The green shoots of a retail renaissance evident in Myer’s first-half sales performance have withered a little in the third quarter.
While Myer did post positive sales growth for the fourth consecutive quarter – which chief executive Bernie Brookes believes is probably the first time the department store group has done so since 2006 – the momentum of the first half has faded.
Third-quarter sales growth of 0.5 per cent (0.4 per cent on a comparable stores basis) fell back from the 2.1 per cent growth (1.7 per cent on a comparable stores basis) of the second quarter and the one per cent growth (0.8 per cent) of the first three months of the financial year.
The Myer disclosure coincided with the release of the Westpac and Melbourne Institute index of consumer sentiment for May, which showed a significant fall in the index and a balance of pessimism that Westpac’s chief economist Bill Evans attributed to a "sharply negative" response to the federal budget.
Retailers historically have blamed federal elections for weaker sales and while the formal campaign period has yet to start, the seemingly endless informal campaign that started when Julia Gillard announced the election date in January may also have had a dampening effect on confidence and spending.
Myer’s total sales were also impacted by the refurbishment of three of its larger stores in New South Wales, Queensland and South Australia and, while Brookes dismissed its influence, by the recently revealed inventory issues that led to last week’s downgrading of Target’s earnings for this year.
Brookes, while saying that Myer itself had a very clean inventory position, did refer to the excess inventory held by its suppliers and competitors and said he was stocking up for a massive sale to both take advantage of the supplier positions and counter the threat posed by a lot of excess stock overhanging the market.
Until the group’s rivals report, it won’t be clear whether the waning of Myer’s momentum is something unique to it or to department stores or part of a broader slowdown, again, at the big end of retailing.
Given that the downturn in consumer confidence coincided with the Reserve Bank’s latest rate cut – a cut immediately passed through to mortgage rates by the banks and one which took official rates to record low levels – the Myer numbers in the lead-up to that rate cut are slightly disconcerting. It, and the rate cuts that preceded it, may not be generating the activity the Reserve Bank has been anticipating.

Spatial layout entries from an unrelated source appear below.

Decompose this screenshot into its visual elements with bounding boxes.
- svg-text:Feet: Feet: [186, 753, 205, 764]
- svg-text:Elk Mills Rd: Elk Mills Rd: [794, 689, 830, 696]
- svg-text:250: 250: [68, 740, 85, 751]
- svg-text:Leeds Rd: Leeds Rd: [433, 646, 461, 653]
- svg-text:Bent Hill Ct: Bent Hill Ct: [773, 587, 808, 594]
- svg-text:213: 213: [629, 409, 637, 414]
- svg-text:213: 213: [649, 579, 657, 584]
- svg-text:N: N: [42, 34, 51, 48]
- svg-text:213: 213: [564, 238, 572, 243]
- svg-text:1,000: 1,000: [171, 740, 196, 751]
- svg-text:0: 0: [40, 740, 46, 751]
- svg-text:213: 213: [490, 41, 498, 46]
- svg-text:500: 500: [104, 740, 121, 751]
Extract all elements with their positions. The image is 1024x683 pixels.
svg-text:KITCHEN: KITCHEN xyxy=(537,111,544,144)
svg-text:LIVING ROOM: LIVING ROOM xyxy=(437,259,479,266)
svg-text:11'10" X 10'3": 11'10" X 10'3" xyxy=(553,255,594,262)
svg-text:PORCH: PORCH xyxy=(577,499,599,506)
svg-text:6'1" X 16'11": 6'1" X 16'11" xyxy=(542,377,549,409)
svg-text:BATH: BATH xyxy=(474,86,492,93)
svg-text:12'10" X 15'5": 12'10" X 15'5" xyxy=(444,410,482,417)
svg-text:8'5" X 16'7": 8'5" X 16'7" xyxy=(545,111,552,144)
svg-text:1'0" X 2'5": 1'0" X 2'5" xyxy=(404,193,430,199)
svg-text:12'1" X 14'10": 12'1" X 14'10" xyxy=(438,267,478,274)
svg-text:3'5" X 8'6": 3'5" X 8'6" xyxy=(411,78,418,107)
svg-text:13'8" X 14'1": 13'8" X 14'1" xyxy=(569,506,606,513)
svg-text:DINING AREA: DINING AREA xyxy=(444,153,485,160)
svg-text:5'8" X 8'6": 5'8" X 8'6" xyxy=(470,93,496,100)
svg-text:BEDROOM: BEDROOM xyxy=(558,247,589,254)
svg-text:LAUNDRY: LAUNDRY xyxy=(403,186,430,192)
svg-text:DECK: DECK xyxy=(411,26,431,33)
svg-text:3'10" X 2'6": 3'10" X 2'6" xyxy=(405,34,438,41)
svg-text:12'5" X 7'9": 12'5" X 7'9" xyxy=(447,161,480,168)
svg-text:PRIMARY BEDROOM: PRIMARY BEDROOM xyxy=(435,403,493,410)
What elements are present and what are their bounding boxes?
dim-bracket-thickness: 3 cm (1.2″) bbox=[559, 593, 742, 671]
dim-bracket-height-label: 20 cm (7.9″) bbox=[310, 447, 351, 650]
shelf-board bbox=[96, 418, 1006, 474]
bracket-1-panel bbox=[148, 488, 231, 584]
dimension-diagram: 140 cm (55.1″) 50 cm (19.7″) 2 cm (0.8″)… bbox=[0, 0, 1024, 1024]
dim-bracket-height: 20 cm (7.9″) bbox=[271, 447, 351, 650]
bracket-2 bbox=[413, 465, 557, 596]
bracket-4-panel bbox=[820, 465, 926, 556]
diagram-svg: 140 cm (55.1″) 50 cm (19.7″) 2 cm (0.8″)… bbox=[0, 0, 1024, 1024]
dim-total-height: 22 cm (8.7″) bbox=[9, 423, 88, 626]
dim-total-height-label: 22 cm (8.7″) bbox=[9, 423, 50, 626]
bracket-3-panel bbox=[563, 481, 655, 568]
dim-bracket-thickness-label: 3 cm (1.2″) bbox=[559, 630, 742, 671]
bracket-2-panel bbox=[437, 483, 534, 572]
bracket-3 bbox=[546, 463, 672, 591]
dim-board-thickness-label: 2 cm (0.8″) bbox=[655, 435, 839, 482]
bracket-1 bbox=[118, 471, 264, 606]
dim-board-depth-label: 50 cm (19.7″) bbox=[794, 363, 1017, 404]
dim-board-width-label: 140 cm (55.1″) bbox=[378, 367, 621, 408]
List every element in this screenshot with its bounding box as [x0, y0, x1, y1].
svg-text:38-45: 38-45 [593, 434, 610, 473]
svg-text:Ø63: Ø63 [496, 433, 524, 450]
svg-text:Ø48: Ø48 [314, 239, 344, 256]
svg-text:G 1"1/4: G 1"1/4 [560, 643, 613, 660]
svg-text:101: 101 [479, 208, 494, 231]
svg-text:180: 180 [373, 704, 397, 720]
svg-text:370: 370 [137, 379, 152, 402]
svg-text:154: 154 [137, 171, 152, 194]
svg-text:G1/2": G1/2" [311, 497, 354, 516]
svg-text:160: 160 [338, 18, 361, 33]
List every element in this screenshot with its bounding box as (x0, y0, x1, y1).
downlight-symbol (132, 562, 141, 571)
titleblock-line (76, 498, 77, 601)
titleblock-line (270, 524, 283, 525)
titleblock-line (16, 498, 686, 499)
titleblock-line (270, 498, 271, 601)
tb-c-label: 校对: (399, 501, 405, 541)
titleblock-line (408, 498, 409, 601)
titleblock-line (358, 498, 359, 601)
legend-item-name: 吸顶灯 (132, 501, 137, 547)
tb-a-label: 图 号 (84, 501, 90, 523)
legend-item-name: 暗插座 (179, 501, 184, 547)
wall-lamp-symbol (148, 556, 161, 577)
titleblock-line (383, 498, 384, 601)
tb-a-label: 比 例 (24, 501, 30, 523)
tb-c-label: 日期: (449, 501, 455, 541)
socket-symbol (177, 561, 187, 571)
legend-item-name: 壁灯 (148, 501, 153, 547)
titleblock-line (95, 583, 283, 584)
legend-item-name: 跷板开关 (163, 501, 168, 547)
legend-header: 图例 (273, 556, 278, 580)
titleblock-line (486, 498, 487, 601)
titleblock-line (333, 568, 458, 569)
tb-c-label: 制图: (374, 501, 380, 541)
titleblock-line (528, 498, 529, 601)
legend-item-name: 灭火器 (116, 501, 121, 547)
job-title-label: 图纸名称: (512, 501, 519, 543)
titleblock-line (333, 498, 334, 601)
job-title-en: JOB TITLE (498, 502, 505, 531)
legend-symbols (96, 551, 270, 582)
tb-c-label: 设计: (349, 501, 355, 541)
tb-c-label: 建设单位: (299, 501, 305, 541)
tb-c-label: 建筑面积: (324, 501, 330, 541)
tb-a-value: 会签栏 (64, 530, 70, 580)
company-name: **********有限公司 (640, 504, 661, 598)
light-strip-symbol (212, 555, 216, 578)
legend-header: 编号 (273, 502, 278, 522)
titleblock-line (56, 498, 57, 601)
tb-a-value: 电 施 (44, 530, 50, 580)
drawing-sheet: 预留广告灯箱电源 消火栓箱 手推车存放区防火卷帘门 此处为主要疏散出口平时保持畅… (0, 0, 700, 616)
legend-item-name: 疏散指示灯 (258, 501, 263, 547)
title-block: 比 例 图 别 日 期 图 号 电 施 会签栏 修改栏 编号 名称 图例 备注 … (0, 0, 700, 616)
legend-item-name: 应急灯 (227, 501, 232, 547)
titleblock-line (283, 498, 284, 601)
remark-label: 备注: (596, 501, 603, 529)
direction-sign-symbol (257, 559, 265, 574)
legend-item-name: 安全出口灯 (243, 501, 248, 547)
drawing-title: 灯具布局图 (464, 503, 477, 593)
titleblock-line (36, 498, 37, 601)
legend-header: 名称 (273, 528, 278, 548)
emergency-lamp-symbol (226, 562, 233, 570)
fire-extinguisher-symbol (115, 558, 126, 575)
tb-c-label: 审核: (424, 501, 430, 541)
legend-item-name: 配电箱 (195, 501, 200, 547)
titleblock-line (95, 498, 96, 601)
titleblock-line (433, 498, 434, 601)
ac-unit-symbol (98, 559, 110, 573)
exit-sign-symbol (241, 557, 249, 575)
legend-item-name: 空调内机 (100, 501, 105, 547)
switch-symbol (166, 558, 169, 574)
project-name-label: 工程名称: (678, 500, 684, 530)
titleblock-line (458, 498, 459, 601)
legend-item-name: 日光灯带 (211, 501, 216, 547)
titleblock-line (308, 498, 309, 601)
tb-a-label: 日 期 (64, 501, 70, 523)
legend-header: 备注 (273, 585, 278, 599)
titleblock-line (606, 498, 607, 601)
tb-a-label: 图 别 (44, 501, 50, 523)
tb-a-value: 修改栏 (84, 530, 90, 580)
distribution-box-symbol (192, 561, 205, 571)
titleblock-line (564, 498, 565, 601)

The sector will also have to absorb the impacts of the sharp drop in the value of the Australian dollar in recent weeks, although Brookes said that Myer, which sources about 20 per cent of its product directly offshore, was hedged at levels above parity for the next 12 months.
He also pointed out that all retailers would be affected if the dollar were to fall further and remain lower, and that there might well be net gains to be had if Australian consumers faced higher costs to shop and travel offshore.
Not surprisingly, Brookes remains cautious about the outlook for retail trading, which he described as "patchy and inconsistent", yet positive about the underlying improvement in Myer’s customer service, its overall merchandise offer, its loyalty program and the development of its omni-channel strategy.